The present invention relates to an alkoxylation process for the production of a polyol based on a renewable resource, the polyols produced by this process, a process for the production of molded foams produced from the polyols of the present invention and to the molded foams produced from the polyols of the present invention. The polyols of the present invention are particularly suitable for use in hot-cure molding processes.
Renewable resource polyols are gaining importance in the production of molded flexible foams. This has been driven largely by the increasing cost and limited supply of petroleum based polyols, but the “green” image of the renewable products has also become a significant factor in their increased usage. OEMs, retailers and government agencies are pushing for higher renewable resource content in the finished goods they sell or purchase to take advantage of the “green” image or to reduce the dependence on petroleum based materials.

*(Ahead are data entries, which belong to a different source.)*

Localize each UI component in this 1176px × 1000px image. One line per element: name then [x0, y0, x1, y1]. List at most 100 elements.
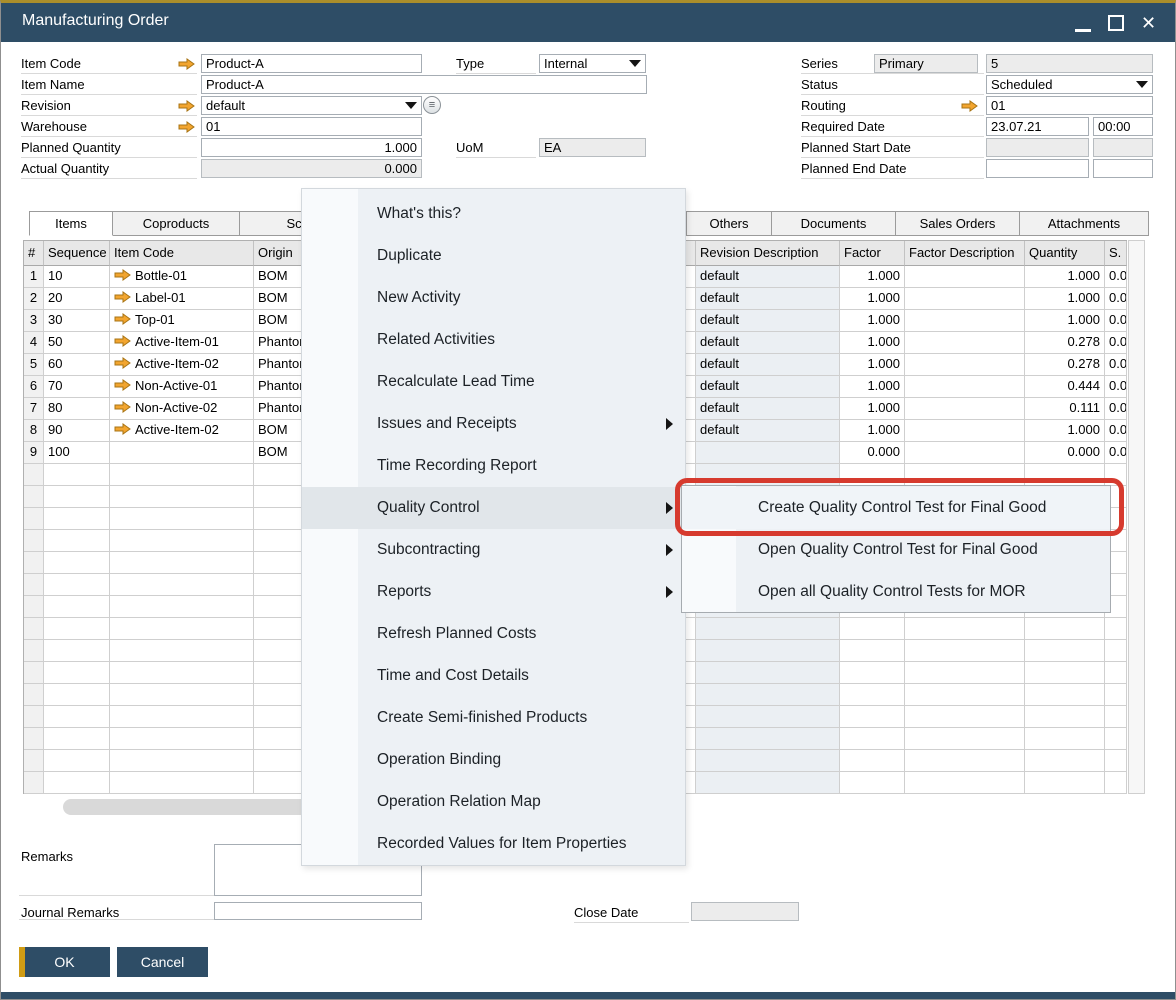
cell-factor[interactable]	[840, 684, 905, 706]
submenu-item-create-quality-control-test-for-final-good[interactable]: Create Quality Control Test for Final Go…	[682, 487, 1110, 529]
cell-item-code[interactable]	[110, 772, 254, 794]
menu-item-refresh-planned-costs[interactable]: Refresh Planned Costs	[302, 613, 685, 655]
cell-revision-description[interactable]	[696, 464, 840, 486]
cell-revision-description[interactable]: default	[696, 288, 840, 310]
menu-item-quality-control[interactable]: Quality Control	[302, 487, 685, 529]
cell-sequence[interactable]	[44, 574, 110, 596]
cell-sequence[interactable]	[44, 618, 110, 640]
menu-item-duplicate[interactable]: Duplicate	[302, 235, 685, 277]
field-planned-end-date-time[interactable]	[1093, 159, 1153, 178]
cell-factor-description[interactable]	[905, 354, 1025, 376]
cell-factor[interactable]	[840, 772, 905, 794]
tab-documents[interactable]: Documents	[771, 211, 896, 236]
tab-items[interactable]: Items	[29, 211, 113, 236]
cell-quantity[interactable]: 1.000	[1025, 266, 1105, 288]
cell-sequence[interactable]	[44, 486, 110, 508]
cell-item-code[interactable]: Non-Active-01	[110, 376, 254, 398]
cell-sequence[interactable]: 60	[44, 354, 110, 376]
cell-factor[interactable]: 0.000	[840, 442, 905, 464]
link-arrow-icon[interactable]	[178, 57, 196, 70]
cell-sequence[interactable]	[44, 640, 110, 662]
cell-sequence[interactable]	[44, 728, 110, 750]
cell-item-code[interactable]	[110, 530, 254, 552]
cell-factor[interactable]: 1.000	[840, 332, 905, 354]
cell-sequence[interactable]: 100	[44, 442, 110, 464]
cell-item-code[interactable]: Bottle-01	[110, 266, 254, 288]
cell-item-code[interactable]: Top-01	[110, 310, 254, 332]
cell-item-code[interactable]	[110, 750, 254, 772]
cell-s[interactable]	[1105, 464, 1127, 486]
cell-s[interactable]	[1105, 662, 1127, 684]
cell-item-code[interactable]	[110, 618, 254, 640]
cell-factor-description[interactable]	[905, 398, 1025, 420]
cell-s[interactable]	[1105, 728, 1127, 750]
link-arrow-icon[interactable]	[114, 333, 131, 345]
cell-revision-description[interactable]: default	[696, 354, 840, 376]
cell-quantity[interactable]: 0.111	[1025, 398, 1105, 420]
menu-item-recalculate-lead-time[interactable]: Recalculate Lead Time	[302, 361, 685, 403]
cell-quantity[interactable]: 0.000	[1025, 442, 1105, 464]
menu-item-reports[interactable]: Reports	[302, 571, 685, 613]
cell-item-code[interactable]	[110, 684, 254, 706]
cell-s[interactable]	[1105, 772, 1127, 794]
field-planned-end-date-date[interactable]	[986, 159, 1089, 178]
cell-revision-description[interactable]	[696, 662, 840, 684]
cell-factor[interactable]: 1.000	[840, 310, 905, 332]
cell-s[interactable]	[1105, 684, 1127, 706]
cell-s[interactable]	[1105, 618, 1127, 640]
cell-sequence[interactable]	[44, 772, 110, 794]
field-revision[interactable]: default	[201, 96, 422, 115]
cell-factor-description[interactable]	[905, 750, 1025, 772]
cell-s[interactable]: 0.000	[1105, 442, 1127, 464]
cell-s[interactable]: 0.000	[1105, 354, 1127, 376]
menu-item-recorded-values-for-item-properties[interactable]: Recorded Values for Item Properties	[302, 823, 685, 865]
cell-revision-description[interactable]: default	[696, 310, 840, 332]
cell-s[interactable]: 0.000	[1105, 398, 1127, 420]
cell-factor[interactable]: 1.000	[840, 266, 905, 288]
cell-quantity[interactable]: 0.278	[1025, 354, 1105, 376]
cell-quantity[interactable]	[1025, 772, 1105, 794]
cell-factor-description[interactable]	[905, 464, 1025, 486]
cell-item-code[interactable]	[110, 486, 254, 508]
cell-revision-description[interactable]	[696, 750, 840, 772]
cell-item-code[interactable]	[110, 508, 254, 530]
cell-item-code[interactable]	[110, 640, 254, 662]
menu-item-time-and-cost-details[interactable]: Time and Cost Details	[302, 655, 685, 697]
cell-factor[interactable]	[840, 662, 905, 684]
field-item-code[interactable]: Product-A	[201, 54, 422, 73]
cell-factor-description[interactable]	[905, 288, 1025, 310]
cell-s[interactable]: 0.000	[1105, 332, 1127, 354]
cell-item-code[interactable]: Non-Active-02	[110, 398, 254, 420]
vertical-scrollbar[interactable]	[1128, 240, 1145, 794]
cell-factor-description[interactable]	[905, 420, 1025, 442]
close-button[interactable]: ✕	[1137, 9, 1163, 37]
cell-item-code[interactable]	[110, 596, 254, 618]
menu-item-related-activities[interactable]: Related Activities	[302, 319, 685, 361]
cell-factor[interactable]: 1.000	[840, 288, 905, 310]
cell-sequence[interactable]	[44, 596, 110, 618]
link-arrow-icon[interactable]	[178, 120, 196, 133]
cell-sequence[interactable]	[44, 530, 110, 552]
cell-quantity[interactable]	[1025, 684, 1105, 706]
cell-sequence[interactable]: 80	[44, 398, 110, 420]
submenu-item-open-all-quality-control-tests-for-mor[interactable]: Open all Quality Control Tests for MOR	[682, 571, 1110, 613]
cell-factor-description[interactable]	[905, 728, 1025, 750]
link-arrow-icon[interactable]	[114, 267, 131, 279]
link-arrow-icon[interactable]	[114, 355, 131, 367]
maximize-button[interactable]	[1104, 9, 1130, 37]
cell-revision-description[interactable]: default	[696, 420, 840, 442]
cell-quantity[interactable]: 0.444	[1025, 376, 1105, 398]
cell-s[interactable]: 0.000	[1105, 288, 1127, 310]
cell-sequence[interactable]	[44, 464, 110, 486]
cell-quantity[interactable]	[1025, 662, 1105, 684]
link-arrow-icon[interactable]	[114, 399, 131, 411]
menu-item-create-semi-finished-products[interactable]: Create Semi-finished Products	[302, 697, 685, 739]
menu-item-issues-and-receipts[interactable]: Issues and Receipts	[302, 403, 685, 445]
cell-item-code[interactable]	[110, 464, 254, 486]
cell-revision-description[interactable]: default	[696, 376, 840, 398]
cell-revision-description[interactable]	[696, 684, 840, 706]
list-options-icon[interactable]: ≡	[423, 96, 441, 114]
cell-item-code[interactable]	[110, 728, 254, 750]
tab-attachments[interactable]: Attachments	[1019, 211, 1149, 236]
field-status[interactable]: Scheduled	[986, 75, 1153, 94]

In recent years, cold cure foams have dominated the flexible molded foam market. However, for optimum processing and foam properties, these typically require the use of low hydroxyl number polyols with high primary hydroxyl content. Because of these requirements, it has proven difficult to achieve greater than about 10% renewable resource content in cold cure molded foam without significantly diminishing processing and foam properties.
The “hot-cure” molded foam process relies on cycling the mold temperature from cold to hot and back and employs hot ovens to cure the foam that is produced. It is more energy intensive than the cold cure process and requires longer mold times. Hot molded foams typically have lower resilience and lower support factor, but their strength properties (tensile, elongation and tear), compression sets and air flow are generally better than cold molded foam. Lower density foams can be produced with acceptable compression sets; however, higher venting is required which increases extrusion scrap. Current commercial hot cure polyols are produced almost exclusively with petrochemical based raw materials, primarily ethylene oxide and propylene oxide. The ethylene oxide content of the most widely used hot-cure polyols ranges from about 8% to 15% with primary hydroxyl levels of from 40 to 60%.
Polyols with high renewable content that could be used to produce good quality hot-cure molded foams would be a welcome option for molded foam producers.